Sentado no convés a alguns metros de distância, e observando
ansioso, estava Caninos Brancos.
O
condutor de cães praguejou em voz baixa, com acentos aterrados nas
palavras. Scott só olhava, admirado.
– O
senhor trancou a porta da frente? – perguntou Matt.
O
outro fez que sim com a cabeça e perguntou:
– E
a dos fundos? – Pode apostar que sim – foi a resposta fervorosa.
Caninos
Brancos achatou as orelhas de modo insinuante, mas permaneceu onde
estava, sem fazer nenhuma tentativa de se aproximar.
– Vou
ter de levá-lo comigo para a margem.
Matt
deu uns dois passos na direção de Caninos Brancos, mas o outro se
esquivou. O condutor correu para pegá-lo, e Caninos Brancos escapou
entre as pernas de um grupo de homens. Curvando-se, virando-se,
furtando-se, ele escapava pelo convés, eludindo os esforços do
outro para capturá-lo.
Mas
quando o senhor do amor o chamou, Caninos Brancos aproximou-se com
pronta obediência.
– Não
quer vir para a mão que o alimentou todos esses meses – resmungou
o condutor ressentido. – E o senhor... o senhor nunca o alimentou
depois daqueles primeiros dias de convivência. Não consigo entender
como é que ele decidiu que o senhor é que é o dono.
Scott,
que estivera afagando Caninos Brancos, de repente chegou-se mais
perto e apontou cortes frescos no focinho e um talho entre os olhos.
Matt
inclinou-se e passou a mão pela barriga de Caninos Brancos.
– Esquecemos
a janela. Ele está todo cortado e arranhado por baixo. Deve ter
pulado e quebrado o vidro, meu Deus!
Mas
Weedon Scott não estava escutando. Estava pensando rápido. O apito
do Aurora fez soar o anúncio final da partida. Alguns homens
escapuliam apressados pela prancha de desembarque até a margem. Matt
soltou a bandana de seu pescoço e começou a colocá-la ao redor do
pescoço de Caninos Brancos.
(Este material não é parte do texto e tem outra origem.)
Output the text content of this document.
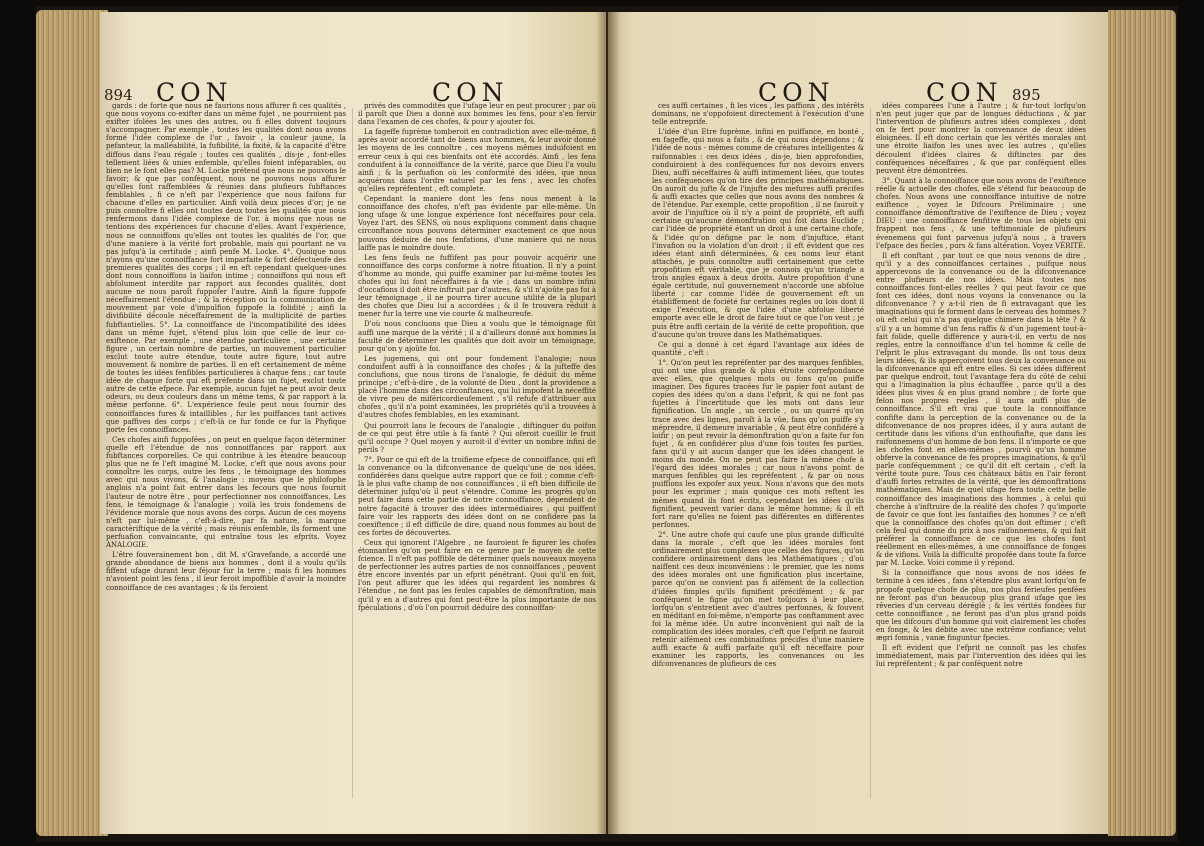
894 CON	CON

gards : de forte que nous ne faurions nous affurer fi ces qualités , que nous voyons co-exifter dans un même fujet , ne pourroient pas exifter ifolées les unes des autres, ou fi elles doivent toujours s'accompagner. Par exemple , toutes les qualités dont nous avons formé l'idée complexe de l'or , favoir , la couleur jaune, la pefanteur, la malléabilité, la fufibilité, la fixité, & la capacité d'être diffous dans l'eau régale ; toutes ces qualités , dis-je , font-elles tellement liées & unies enfemble, qu'elles foient inféparables, ou bien ne le font elles pas? M. Locke prétend que nous ne pouvons le favoir; & que par conféquent, nous ne pouvons nous affurer qu'elles font raffemblées & réunies dans plufieurs fubftances femblables , fi ce n'eft par l'expérience que nous faifons fur chacune d'elles en particulier. Ainfi voilà deux pieces d'or; je ne puis connoître fi elles ont toutes deux toutes les qualités que nous renfermons dans l'idée complexe de l'or, à moins que nous ne tentions des expériences fur chacune d'elles. Avant l'expérience, nous ne connoiffons qu'elles ont toutes les qualités de l'or, que d'une maniere à la vérité fort probable, mais qui pourtant ne va pas jufqu'à la certitude ; ainfi penfe M. Locke. 4°. Quoique nous n'ayons qu'une connoiffance fort imparfaite & fort défectueufe des premieres qualités des corps ; il en eft cependant quelques-unes dont nous connoiffons la liaifon intime ; connoiffons qui nous eft abfolument interdite par rapport aux fecondes qualités, dont aucune ne nous paroît fuppofer l'autre. Ainfi la figure fuppofe néceffairement l'étendue ; & la réception ou la communication de mouvement par voie d'impulfion fuppofe la folidité ; ainfi la divifibilité découle néceffairement de la multiplicité de parties fubftantielles. 5°. La connoiffance de l'incompatibilité des idées dans un même fujet, s'étend plus loin que celle de leur co-exiftence. Par exemple , une étendue particuliere , une certaine figure , un certain nombre de parties, un mouvement particulier exclut toute autre étendue, toute autre figure, tout autre mouvement & nombre de parties. Il en eft certainement de même de toutes les idées fenfibles particulieres à chaque fens ; car toute idée de chaque forte qui eft préfente dans un fujet, exclut toute autre de cette efpece. Par exemple, aucun fujet ne peut avoir deux odeurs, ou deux couleurs dans un même tems, & par rapport à la même perfonne. 6°. L'expérience feule peut nous fournir des connoiffances fures & intaillibles , fur les puiffances tant actives que paffives des corps ; c'eft-là ce fur fonde ce fur la Phyfique porte fes connoiffances.

Ces chofes ainfi fuppofées , on peut en quelque façon déterminer quelle eft l'étendue de nos connoiffances par rapport aux fubftances corporelles. Ce qui contribue à les étendre beaucoup plus que ne fe l'eft imaginé M. Locke, c'eft que nous avons pour connoître les corps, outre les fens , le témoignage des hommes avec qui nous vivons, & l'analogie : moyens que le philofophe anglois n'a point fait entrer dans les fecours que nous fournit l'auteur de notre être , pour perfectionner nos connoiffances. Les fens, le témoignage & l'analogie ; voilà les trois fondemens de l'évidence morale que nous avons des corps. Aucun de ces moyens n'eft par lui-même , c'eft-à-dire, par fa nature, la marque caractériftique de la vérité ; mais réunis enfemble, ils forment une perfuafion convaincante, qui entraîne tous les efprits. Voyez ANALOGIE.

L'être fouverainement bon , dit M. s'Gravefande, a accordé une grande abondance de biens aux hommes , dont il a voulu qu'ils fiffent ufage durant leur féjour fur la terre ; mais fi les hommes n'avoient point les fens , il leur feroit impoffible d'avoir la moindre connoiffance de ces avantages ; & ils feroient

privés des commodités que l'ufage leur en peut procurer ; par où il paroît que Dieu a donné aux hommes les fens, pour s'en fervir dans l'examen de ces chofes, & pour y ajouter foi.

La fageffe fuprème tomberoit en contradiction avec elle-même, fi après avoir accordé tant de biens aux hommes, & leur avoir donné les moyens de les connoître , ces moyens mêmes induifoient en erreur ceux à qui ces bienfaits ont été accordés. Ainfi , les fens conduifent à la connoiffance de la vérité, parce que Dieu l'a voulu ainfi ; & la perfuafion où les conformité des idées, que nous acquérons dans l'ordre naturel par les fens , avec les chofes qu'elles repréfentent , eft complete.

Cependant la maniere dont les fens nous menent à la connoiffance des chofes, n'eft pas évidente par elle-même. Un long ufage & une longue expérience font néceffaires pour cela. Voyez l'art. des SENS, où nous expliquons comment dans chaque circonftance nous pouvons déterminer exactement ce que nous pouvons déduire de nos fenfations, d'une maniere qui ne nous laiffe pas le moindre doute.

Les fens feuls ne fuffifent pas pour pouvoir acquérir une connoiffance des corps conforme à notre fituation. Il n'y a point d'homme au monde, qui puiffe examiner par lui-même toutes les chofes qui lui font néceffaires à fa vie ; dans un nombre infini d'occafions il doit être inftruit par d'autres, & s'il n'ajoûte pas foi à leur témoignage , il ne pourra tirer aucune utilité de la plupart des chofes que Dieu lui a accordées ; & il fe trouvera réduit à mener fur la terre une vie courte & malheureufe.

D'où nous concluons que Dieu a voulu que le témoignage fût auffi une marque de la vérité ; il a d'ailleurs donné aux hommes la faculté de déterminer les qualités que doit avoir un témoignage, pour qu'on y ajoûte foi.

Les jugemens, qui ont pour fondement l'analogie; nous conduifent auffi à la connoiffance des chofes ; & la jufteffe des conclufions, que nous tirons de l'analogie, fe déduit du même principe ; c'eft-à-dire , de la volonté de Dieu , dont la providence a placé l'homme dans des circonftances, qui lui impofent la néceffité de vivre peu de miféricordieufement , s'il refufe d'attribuer aux chofes , qu'il n'a point examinées, les propriétés qu'il a trouvées à d'autres chofes femblables, en les examinant.

Qui pourroit lans le fecours de l'analogie , diftinguer du poifon de ce qui peut être utile à fa fanté ? Qui oferoit cueillir le fruit qu'il occupe ? Quel moyen y auroit-il d'éviter un nombre infini de périls ?

7°. Pour ce qui eft de la troifieme efpece de connoiffance, qui eft la convenance ou la difconvenance de quelqu'une de nos idées, confidérées dans quelque autre rapport que ce foit ; comme c'eft-là le plus vafte champ de nos connoiffances , il eft bien difficile de déterminer jufqu'où il peut s'étendre. Comme les progrès qu'on peut faire dans cette partie de notre connoiffance, dépendent de notre fagacité à trouver des idées intermédiaires , qui puiffent faire voir les rapports des idées dont on ne confidere pas la coexiftence ; il eft difficile de dire, quand nous fommes au bout de ces fortes de découvertes.

Ceux qui ignorent l'Algebre , ne fauroient fe figurer les chofes étonnantes qu'on peut faire en ce genre par le moyen de cette fcience. Il n'eft pas poffible de déterminer quels nouveaux moyens de perfectionner les autres parties de nos connoiffances , peuvent être encore inventés par un efprit pénétrant. Quoi qu'il en foit, l'on peut affurer que les idées qui regardent les nombres & l'étendue , ne font pas les feules capables de démonftration, mais qu'il y en a d'autres qui font peut-être la plus importante de nos fpéculations , d'où l'on pourroit déduire des connoiffan-

CON	CON 895

ces auffi certaines , fi les vices , les paffions , des intérêts dominans, ne s'oppofoient directement à l'exécution d'une telle entreprife.

L'idée d'un Etre fuprème, infini en puiffance, en bonté , en fageffe, qui nous a faits , & de qui nous dépendons ; & l'idée de nous - mêmes comme de créatures intelligentes & raifonnables : ces deux idées , dis-je, bien approfondies, conduiroient à des conféquences fur nos devoirs envers Dieu, auffi néceffaires & auffi intimement liées, que toutes les conféquences qu'on tire des principes mathématiques. On auroit du jufte & de l'injufte des mefures auffi précifes & auffi exactes que celles que nous avons des nombres & de l'étendue. Par exemple, cette propofition , il ne fauroit y avoir de l'injuftice où il n'y a point de propriété, eft auffi certaine qu'aucune démonftration qui foit dans Euclide ; car l'idée de propriété étant un droit à une certaine chofe, & l'idée qu'on défigne par le nom d'injuftice, étant l'invafion ou la violation d'un droit ; il eft évident que ces idées étant ainfi déterminées, & ces noms leur étant attachés, je puis connoître auffi certainement que cette propofition eft véritable, que je connois qu'un triangle a trois angles égaux à deux droits. Autre propofition d'une égale certitude, nul gouvernement n'accorde une abfolue liberté ; car comme l'idée de gouvernement eft un établiffement de fociété fur certaines regles ou lois dont il exige l'exécution, & que l'idée d'une abfolue liberté emporte avec elle le droit de faire tout ce que l'on veut ; je puis être auffi certain de la vérité de cette propofition, que d'aucune qu'on trouve dans les Mathématiques.

Ce qui a donné à cet égard l'avantage aux idées de quantité , c'eft :

1°. Qu'on peut les repréfenter par des marques fenfibles, qui ont une plus grande & plus étroite correfpondance avec elles, que quelques mots ou fons qu'on puiffe imaginer. Des figures tracées fur le papier font autant de copies des idées qu'on a dans l'efprit, & qui ne font pas fujettes à l'incertitude que les mots ont dans leur fignification. Un angle , un cercle , ou un quarré qu'on trace avec des lignes, paroît à la vûe, fans qu'on puiffe s'y méprendre, il demeure invariable , & peut être confidéré à loifir ; on peut revoir la démonftration qu'on a faite fur fon fujet , & en confidérer plus d'une fois toutes fes parties, fans qu'il y ait aucun danger que les idées changent le moins du monde. On ne peut pas faire la même chofe à l'égard des idées morales ; car nous n'avons point de marques fenfibles qui les repréfentent , & par où nous puiffions les expofer aux yeux. Nous n'avons que des mots pour les exprimer ; mais quoique ces mots reftent les mêmes quand ils font écrits, cependant les idées qu'ils fignifient, peuvent varier dans le même homme; & il eft fort rare qu'elles ne foient pas différentes en différentes perfonnes.

2°. Une autre chofe qui caufe une plus grande difficulté dans la morale , c'eft que les idées morales font ordinairement plus complexes que celles des figures, qu'on confidere ordinairement dans les Mathématiques ; d'où naiffent ces deux inconvéniens : le premier, que les noms des idées morales ont une fignification plus incertaine, parce qu'on ne convient pas fi aifément de la collection d'idées fimples qu'ils fignifient précifément ; & par conféquent le figne qu'on met toûjours à leur place, lorfqu'on s'entretient avec d'autres perfonnes, & fouvent en méditant en foi-même, n'emporte pas conftamment avec foi la même idée. Un autre inconvénient qui naît de la complication des idées morales, c'eft que l'efprit ne fauroit retenir aifément ces combinaifons précifes d'une maniere auffi exacte & auffi parfaite qu'il eft néceffaire pour examiner les rapports, les convenances ou les difconvenances de plufieurs de ces

idées comparées l'une à l'autre ; & fur-tout lorfqu'on n'en peut juger que par de longues déductions , & par l'intervention de plufieurs autres idées complexes , dont on fe fert pour montrer la convenance de deux idées éloignées. Il eft donc certain que les vérités morales ont une étroite liaifon les unes avec les autres , qu'elles découlent d'idées claires & diftinctes par des conféquences néceffaires , & que par conféquent elles peuvent être démontrées.

3°. Quant à la connoiffance que nous avons de l'exiftence réelle & actuelle des chofes, elle s'étend fur beaucoup de chofes. Nous avons une connoiffance intuitive de notre exiftence , voyez le Difcours Préliminaire ; une connoiffance démonftrative de l'exiftence de Dieu ; voyez DIEU : une connoiffance fenfitive de tous les objets qui frappent nos fens , & une teftimoniale de plufieurs évenemens qui font parvenus jufqu'à nous , à travers l'efpace des fiecles , purs & fans altération. Voyez VÉRITÉ.

Il eft conftant , par tout ce que nous venons de dire , qu'il y a des connoiffances certaines , puifque nous appercevons de la convenance ou de la difconvenance entre plufieurs de nos idées. Mais toutes nos connoiffances font-elles réelles ? qui peut favoir ce que font ces idées, dont nous voyons la convenance ou la difconvenance ? y a-t-il rien de fi extravagant que les imaginations qui fe forment dans le cerveau des hommes ? où eft celui qui n'a pas quelque chimere dans la tête ? & s'il y a un homme d'un fens raffis & d'un jugement tout-à-fait folide, quelle différence y aura-t-il, en vertu de nos regles, entre la connoiffance d'un tel homme & celle de l'efprit le plus extravagant du monde. Ils ont tous deux leurs idées, & ils apperçoivent tous deux la convenance ou la difconvenance qui eft entre elles. Si ces idées différent par quelque endroit, tout l'avantage fera du côté de celui qui a l'imagination la plus échauffée , parce qu'il a des idées plus vives & en plus grand nombre ; de forte que felon nos propres regles , il aura auffi plus de connoiffance. S'il eft vrai que toute la connoiffance confifte dans la perception de la convenance ou de la difconvenance de nos propres idées, il y aura autant de certitude dans les vifions d'un enthoufiafte, que dans les raifonnemens d'un homme de bon fens. Il n'importe ce que les chofes font en elles-mêmes , pourvû qu'un homme obferve la convenance de fes propres imaginations, & qu'il parle conféquemment ; ce qu'il dit eft certain , c'eft la vérité toute pure. Tous ces châteaux bâtis en l'air feront d'auffi fortes retraites de la vérité, que les démonftrations mathématiques. Mais de quel ufage fera toute cette belle connoiffance des imaginations des hommes , à celui qui cherche à s'inftruire de la réalité des chofes ? qu'importe de favoir ce que font les fantaifies des hommes ? ce n'eft que la connoiffance des chofes qu'on doit eftimer ; c'eft cela feul qui donne du prix à nos raifonnemens, & qui fait préférer la connoiffance de ce que les chofes font réellement en elles-mêmes, à une connoiffance de fonges & de vifions. Voilà la difficulté propofée dans toute fa force par M. Locke. Voici comme il y répond.

Si la connoiffance que nous avons de nos idées fe termine à ces idées , fans s'étendre plus avant lorfqu'on fe propofe quelque chofe de plus, nos plus férieufes penfées ne feront pas d'un beaucoup plus grand ufage que les rêveries d'un cerveau déréglé ; & les vérités fondées fur cette connoiffance , ne feront pas d'un plus grand poids que les difcours d'un homme qui voit clairement les chofes en fonge, & les débite avec une extrême confiance; velut ægri fomnia , vanæ finguntur fpecies.

Il eft évident que l'efprit ne connoît pas les chofes immédiatement, mais par l'intervention des idées qui les lui repréfentent ; & par conféquent notre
Scott agarrou a mão do condutor.
– Adeus,
Matt, meu velho. Sobre o lobo... não precisa me escrever. Você
entende, eu...!
– O
quê! – explodiu o condutor. – Não vai me dizer que...
– Exatamente
isso. Aqui está a sua bandana. Sou eu que vou lhe escrever sobre o
lobo.
Matt
parou no meio da prancha de desembarque.
– Ele
não vai suportar o clima! – gritou para Scott. – A não ser que
o senhor corte o pelo nos meses de calor!
A
prancha de desembarque foi retirada, e o Aurora afastou-se balouçando
da margem. Weedon Scott abanou um último adeus. Depois virou-se e
inclinou-se sobre Caninos Brancos, parado a seu lado.
– Agora
rosne, seu sem-vergonha, rosne! – disse enquanto afagava a cabeça
receptiva e esfregava as orelhas achatadas.